UNITED STATES
SECURITIES AND EXCHANGE COMMISSION
Washington, DC 20549
FORM 8-K
CURRENT REPORT
Pursuant to Section 13 or 15(d) of the Securities Exchange Act of 1934
Date of Report (Date of earliest event reported): June 24, 2003
CVF TECHNOLOGIES CORPORATION
(Exact name of registrant as specified in its charter)
Nevada | 00-29266 | 87-0429335 |
(State or Other Jurisdiction of Incorporation) | (Commission File Number) | (I.R.S. Employer Identification No.) |
8604 Main Street, Suite 1 Williamsville, New York | 14221 |
(Address of principal executive offices) | (Zip Code) |
Registrant's telephone number, including area Code: (716) 565-4711
N/A
(Former name or former address, if changed since last report)
Item 4. Changes in Registrant's Certifying Accountant.
Effective June 24, 2003, CVF Technologies Corporation ("CVF") engaged the accounting firm of Radin, Glass & Co., LLP as its new independent public accountants. Effective June 24, 2003, CVF dismissed Ernst & Young LLP.
The reports of Ernst and Young LLP on the consolidated financial statements of CVF for the past two fiscal years ended December 31, 2002 and December 31, 2001 did not contain an adverse opinion or a disclaimer of opinion and were not qualified or modified as to uncertainty, audit scope or accounting principles, except that the reports of Ernst & Young LLP on CVF's financial statements for the past two fiscal years ended December 31, 2002 and 2001 contained a paragraph as to CVF's ability to continue as a going concern.
The decision to change CVF's accounting firm was approved by the Audit Committee of the Board of Directors on June 30, 2003.
In connection with the audits of CVF's financial statements for each of the two fiscal years ended December 31, 2002 and 2001 and in the subsequent interim periods from December 31, 2002 through and including June 24, 2003, there were no disagreements between CVF and its auditors, Ernst & Young LLP on any matter of accounting principles or practices, consolidated financial statement disclosure, or auditing scope and procedures, which, if not resolved to the satisfaction of Ernst & Young LLP, would have caused Ernst & Young LLP to make reference to the matter in its reports.
CVF has not consulted with Radin, Glass & Co., LLP during the last two fiscal years ended December 31, 2002 and 2001 or during the subsequent interim period from December 31, 2002 through and including June 24, 2003, on either the application of accounting principles to a specified transaction, either completed or proposed, or the type of audit opinion that might be rendered on CVF's consolidated financial statements.

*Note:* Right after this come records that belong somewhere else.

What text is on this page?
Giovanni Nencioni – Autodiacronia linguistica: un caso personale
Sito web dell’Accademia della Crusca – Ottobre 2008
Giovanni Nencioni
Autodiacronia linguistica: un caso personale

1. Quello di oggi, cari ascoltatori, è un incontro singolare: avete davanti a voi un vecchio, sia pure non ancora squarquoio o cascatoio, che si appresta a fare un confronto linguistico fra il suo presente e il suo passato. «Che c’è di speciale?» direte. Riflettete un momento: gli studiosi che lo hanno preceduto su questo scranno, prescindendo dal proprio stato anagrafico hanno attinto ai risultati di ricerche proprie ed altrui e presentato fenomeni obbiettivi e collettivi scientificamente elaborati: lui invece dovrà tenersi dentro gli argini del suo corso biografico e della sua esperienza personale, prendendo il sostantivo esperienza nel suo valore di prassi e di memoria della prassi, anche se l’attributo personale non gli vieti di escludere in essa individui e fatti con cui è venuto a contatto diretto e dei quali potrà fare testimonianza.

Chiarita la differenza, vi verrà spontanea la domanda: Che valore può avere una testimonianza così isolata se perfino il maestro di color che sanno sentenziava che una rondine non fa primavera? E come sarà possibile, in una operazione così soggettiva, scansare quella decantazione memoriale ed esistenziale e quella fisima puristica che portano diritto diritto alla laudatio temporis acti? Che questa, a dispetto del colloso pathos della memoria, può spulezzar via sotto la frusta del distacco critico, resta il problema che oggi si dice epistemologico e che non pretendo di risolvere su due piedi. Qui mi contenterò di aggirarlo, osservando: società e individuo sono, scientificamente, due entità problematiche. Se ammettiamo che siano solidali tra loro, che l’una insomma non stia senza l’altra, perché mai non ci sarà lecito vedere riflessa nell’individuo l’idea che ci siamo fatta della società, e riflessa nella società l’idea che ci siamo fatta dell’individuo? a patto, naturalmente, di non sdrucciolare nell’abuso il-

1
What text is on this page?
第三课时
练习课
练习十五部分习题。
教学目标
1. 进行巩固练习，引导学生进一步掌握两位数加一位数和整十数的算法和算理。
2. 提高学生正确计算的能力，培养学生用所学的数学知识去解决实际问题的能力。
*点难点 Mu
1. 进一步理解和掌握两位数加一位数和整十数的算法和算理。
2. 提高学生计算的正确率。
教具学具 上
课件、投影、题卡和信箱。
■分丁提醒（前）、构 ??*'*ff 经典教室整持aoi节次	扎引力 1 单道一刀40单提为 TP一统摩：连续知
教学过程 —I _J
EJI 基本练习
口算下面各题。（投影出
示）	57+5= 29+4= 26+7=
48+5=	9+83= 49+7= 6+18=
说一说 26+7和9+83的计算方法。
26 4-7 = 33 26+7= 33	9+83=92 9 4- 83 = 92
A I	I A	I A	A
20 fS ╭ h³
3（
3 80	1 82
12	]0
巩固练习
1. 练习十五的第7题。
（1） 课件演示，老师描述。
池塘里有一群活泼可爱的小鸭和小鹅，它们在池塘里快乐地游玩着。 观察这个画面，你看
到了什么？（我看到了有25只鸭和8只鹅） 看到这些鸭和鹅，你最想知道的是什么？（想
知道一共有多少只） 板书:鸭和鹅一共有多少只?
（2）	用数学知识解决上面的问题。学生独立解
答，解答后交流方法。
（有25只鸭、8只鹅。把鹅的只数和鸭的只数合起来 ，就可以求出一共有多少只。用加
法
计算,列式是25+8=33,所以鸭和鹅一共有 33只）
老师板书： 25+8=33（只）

CVF has provided Ernst & Young LLP with a copy of this disclosure and has requested Ernst & Young LLP to furnish CVF with a letter addressed to the Securities and Exchange Commission stating whether Ernst & Young LLP agrees with the statements made above by CVF. This letter has not been received and will be filed as an exhibit to an amended 8-K upon receipt.
SIGNATURE
Pursuant to the requirements of the Securities Exchange Act of 1934, the registrant has duly caused this report to be signed on its behalf by the undersigned hereunto duly authorized.